Bounded gaps between primes (Zhang, 2013). Yitang Zhang's breakthrough — the first
proof that there are infinitely many pairs of primes differing by a bounded amount — needed a
level of distribution beyond \tfrac12. He could not prove full
Elliott–Halberstam, but he proved a
Bombieri–Vinogradov-type result that
pushes past \sqrt{x} for the restricted class of
smooth (friable) moduli — moduli with only small prime factors. That extra room
above the barrier, available for smooth q, was the crucial ingredient the
Goldston–Pintz–Yıldırım sieve had been waiting for.
And the payoff scales with \theta. Under the full Elliott–Halberstam
conjecture, the GPY / Maynard–Tao machinery drives the gap all the way down: EH would give infinitely
many primes differing by at most 12, and a suitable generalisation would
even yield the twin primes' gap of 2. The distance from
\theta = \tfrac12 to \theta = 1 is, quite
literally, the distance from "bounded gaps" to "twin primes".
The \sqrt{x} ceiling is not arbitrary; it is baked into the large sieve.
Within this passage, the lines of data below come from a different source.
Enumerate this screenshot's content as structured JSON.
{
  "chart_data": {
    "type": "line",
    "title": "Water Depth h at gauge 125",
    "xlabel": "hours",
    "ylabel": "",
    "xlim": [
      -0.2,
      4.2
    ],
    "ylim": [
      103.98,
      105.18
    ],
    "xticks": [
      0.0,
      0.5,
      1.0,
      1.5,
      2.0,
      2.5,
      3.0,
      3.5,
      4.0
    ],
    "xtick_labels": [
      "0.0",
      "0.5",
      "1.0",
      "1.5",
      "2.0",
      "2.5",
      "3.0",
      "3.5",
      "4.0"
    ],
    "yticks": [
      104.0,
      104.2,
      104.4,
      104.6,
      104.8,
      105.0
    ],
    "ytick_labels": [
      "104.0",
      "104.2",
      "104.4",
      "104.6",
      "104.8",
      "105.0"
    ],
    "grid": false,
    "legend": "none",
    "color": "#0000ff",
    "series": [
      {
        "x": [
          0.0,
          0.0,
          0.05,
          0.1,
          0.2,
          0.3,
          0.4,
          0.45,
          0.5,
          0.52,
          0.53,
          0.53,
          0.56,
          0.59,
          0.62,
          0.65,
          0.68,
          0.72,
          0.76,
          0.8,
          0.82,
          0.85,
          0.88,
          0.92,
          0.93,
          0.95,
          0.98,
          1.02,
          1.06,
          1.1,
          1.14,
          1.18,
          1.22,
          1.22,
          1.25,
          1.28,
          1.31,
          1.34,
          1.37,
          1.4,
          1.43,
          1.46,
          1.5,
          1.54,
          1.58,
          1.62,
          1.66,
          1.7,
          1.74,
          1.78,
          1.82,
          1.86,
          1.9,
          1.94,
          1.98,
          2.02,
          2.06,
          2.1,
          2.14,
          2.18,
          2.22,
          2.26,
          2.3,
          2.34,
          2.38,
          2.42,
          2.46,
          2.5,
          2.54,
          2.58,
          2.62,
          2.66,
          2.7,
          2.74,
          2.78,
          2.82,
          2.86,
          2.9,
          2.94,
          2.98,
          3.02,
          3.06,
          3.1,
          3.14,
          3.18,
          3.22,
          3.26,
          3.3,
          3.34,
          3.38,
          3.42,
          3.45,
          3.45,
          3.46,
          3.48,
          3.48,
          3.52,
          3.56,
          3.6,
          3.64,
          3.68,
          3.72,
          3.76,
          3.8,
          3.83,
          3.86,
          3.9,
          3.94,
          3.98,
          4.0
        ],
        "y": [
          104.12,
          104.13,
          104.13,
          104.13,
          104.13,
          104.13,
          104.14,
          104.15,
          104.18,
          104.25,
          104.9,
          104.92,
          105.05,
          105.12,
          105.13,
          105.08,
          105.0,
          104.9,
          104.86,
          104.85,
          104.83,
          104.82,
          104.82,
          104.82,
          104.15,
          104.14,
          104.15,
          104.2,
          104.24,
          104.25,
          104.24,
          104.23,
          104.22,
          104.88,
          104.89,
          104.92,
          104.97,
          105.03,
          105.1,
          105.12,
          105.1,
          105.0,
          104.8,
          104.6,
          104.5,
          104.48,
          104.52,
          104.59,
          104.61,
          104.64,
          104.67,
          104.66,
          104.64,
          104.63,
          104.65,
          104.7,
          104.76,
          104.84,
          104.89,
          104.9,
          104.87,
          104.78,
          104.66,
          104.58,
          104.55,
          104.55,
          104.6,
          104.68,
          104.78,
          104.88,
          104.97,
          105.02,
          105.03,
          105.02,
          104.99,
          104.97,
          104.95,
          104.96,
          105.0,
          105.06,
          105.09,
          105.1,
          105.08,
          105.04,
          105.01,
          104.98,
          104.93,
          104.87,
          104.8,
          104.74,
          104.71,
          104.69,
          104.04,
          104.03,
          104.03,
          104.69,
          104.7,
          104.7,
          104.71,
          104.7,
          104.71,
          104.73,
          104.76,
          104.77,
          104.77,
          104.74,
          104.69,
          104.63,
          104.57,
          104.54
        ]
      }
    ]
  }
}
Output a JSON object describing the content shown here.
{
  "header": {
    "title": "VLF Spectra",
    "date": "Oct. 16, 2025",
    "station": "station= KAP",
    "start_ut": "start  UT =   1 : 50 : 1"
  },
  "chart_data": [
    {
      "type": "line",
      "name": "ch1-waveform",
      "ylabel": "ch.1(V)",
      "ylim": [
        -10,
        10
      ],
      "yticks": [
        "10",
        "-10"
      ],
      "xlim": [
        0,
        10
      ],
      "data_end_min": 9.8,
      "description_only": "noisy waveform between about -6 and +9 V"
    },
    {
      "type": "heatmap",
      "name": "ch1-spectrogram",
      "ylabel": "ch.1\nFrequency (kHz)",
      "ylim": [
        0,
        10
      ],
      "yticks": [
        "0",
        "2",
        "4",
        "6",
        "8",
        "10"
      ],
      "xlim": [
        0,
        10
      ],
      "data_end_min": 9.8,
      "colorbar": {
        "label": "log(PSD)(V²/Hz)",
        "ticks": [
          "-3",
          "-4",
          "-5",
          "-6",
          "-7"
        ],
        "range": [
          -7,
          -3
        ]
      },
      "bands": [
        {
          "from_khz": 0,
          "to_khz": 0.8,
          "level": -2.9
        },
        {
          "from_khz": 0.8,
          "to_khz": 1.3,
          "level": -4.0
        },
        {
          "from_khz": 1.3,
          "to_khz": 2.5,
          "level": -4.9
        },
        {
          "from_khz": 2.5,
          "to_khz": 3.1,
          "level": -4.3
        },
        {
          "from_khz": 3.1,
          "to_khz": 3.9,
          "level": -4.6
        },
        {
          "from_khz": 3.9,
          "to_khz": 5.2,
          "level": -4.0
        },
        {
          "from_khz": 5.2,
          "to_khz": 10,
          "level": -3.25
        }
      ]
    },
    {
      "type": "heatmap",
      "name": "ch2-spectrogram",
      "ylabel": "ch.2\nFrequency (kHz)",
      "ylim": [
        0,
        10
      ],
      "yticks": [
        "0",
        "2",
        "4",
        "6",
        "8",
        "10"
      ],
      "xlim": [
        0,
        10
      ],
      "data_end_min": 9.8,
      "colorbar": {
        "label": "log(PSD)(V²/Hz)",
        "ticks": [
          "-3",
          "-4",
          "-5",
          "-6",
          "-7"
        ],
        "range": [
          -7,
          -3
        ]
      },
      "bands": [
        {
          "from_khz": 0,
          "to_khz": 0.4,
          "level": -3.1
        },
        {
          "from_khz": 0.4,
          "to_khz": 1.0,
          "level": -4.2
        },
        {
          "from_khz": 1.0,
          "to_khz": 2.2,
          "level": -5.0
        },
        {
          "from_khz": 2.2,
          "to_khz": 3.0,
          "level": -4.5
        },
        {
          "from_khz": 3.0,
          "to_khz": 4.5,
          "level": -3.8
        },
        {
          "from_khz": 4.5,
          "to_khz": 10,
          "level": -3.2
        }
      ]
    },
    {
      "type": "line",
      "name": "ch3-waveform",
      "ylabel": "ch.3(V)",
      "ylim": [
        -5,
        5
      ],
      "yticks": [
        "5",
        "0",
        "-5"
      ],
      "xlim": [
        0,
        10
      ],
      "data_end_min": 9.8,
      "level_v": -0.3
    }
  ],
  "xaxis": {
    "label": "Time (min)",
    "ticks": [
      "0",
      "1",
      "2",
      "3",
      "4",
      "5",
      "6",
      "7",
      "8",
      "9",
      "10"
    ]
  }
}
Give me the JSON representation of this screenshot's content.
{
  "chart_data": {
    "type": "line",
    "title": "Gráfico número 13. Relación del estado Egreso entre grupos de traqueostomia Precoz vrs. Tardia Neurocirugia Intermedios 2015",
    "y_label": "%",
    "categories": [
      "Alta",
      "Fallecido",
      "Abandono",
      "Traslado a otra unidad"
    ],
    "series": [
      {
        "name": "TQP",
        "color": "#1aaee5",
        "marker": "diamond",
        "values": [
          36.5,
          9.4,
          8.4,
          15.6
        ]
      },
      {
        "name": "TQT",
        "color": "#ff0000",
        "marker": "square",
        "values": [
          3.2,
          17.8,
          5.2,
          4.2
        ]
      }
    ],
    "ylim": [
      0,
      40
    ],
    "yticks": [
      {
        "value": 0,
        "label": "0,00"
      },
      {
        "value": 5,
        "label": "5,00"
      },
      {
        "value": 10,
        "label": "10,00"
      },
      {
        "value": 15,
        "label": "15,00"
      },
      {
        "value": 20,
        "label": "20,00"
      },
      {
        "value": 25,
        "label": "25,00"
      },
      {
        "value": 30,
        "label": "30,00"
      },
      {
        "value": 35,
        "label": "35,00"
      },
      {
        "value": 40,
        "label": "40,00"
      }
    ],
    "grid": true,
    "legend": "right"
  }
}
The large sieve inequality bounds a sum over moduli q \le Q by a factor of
the shape (N + Q^2) for a sequence of length N.
When Q^2 exceeds N \approx x — that is, when
Q > \sqrt{x} — the Q^2 term takes over and the
inequality stops beating the trivial bound. So \sqrt{x} is the exact place
where this particular engine runs out of fuel. Getting past it (Elliott–Halberstam) demands a
genuinely different idea, which is why Zhang's route — exploiting the extra algebraic structure of
smooth moduli to squeeze out a little more — was such a coup.
Enrico Bombieri (Italy) and Askold Ivanovich Vinogradov (USSR — not to be confused with the older
Ivan Matveevich Vinogradov of the three-primes theorem) proved essentially the same result
independently in 1965. Bombieri's paper, which gave the cleaner and slightly stronger form
with the explicit relationship B = B(A), is the one most people cite; he was
awarded the Fields Medal in 1974, with this theorem among his cited achievements. It is one of those
happy accidents in mathematics where a deep idea was evidently "in the air", and two mathematicians
on opposite sides of the Iron Curtain reached for it at once.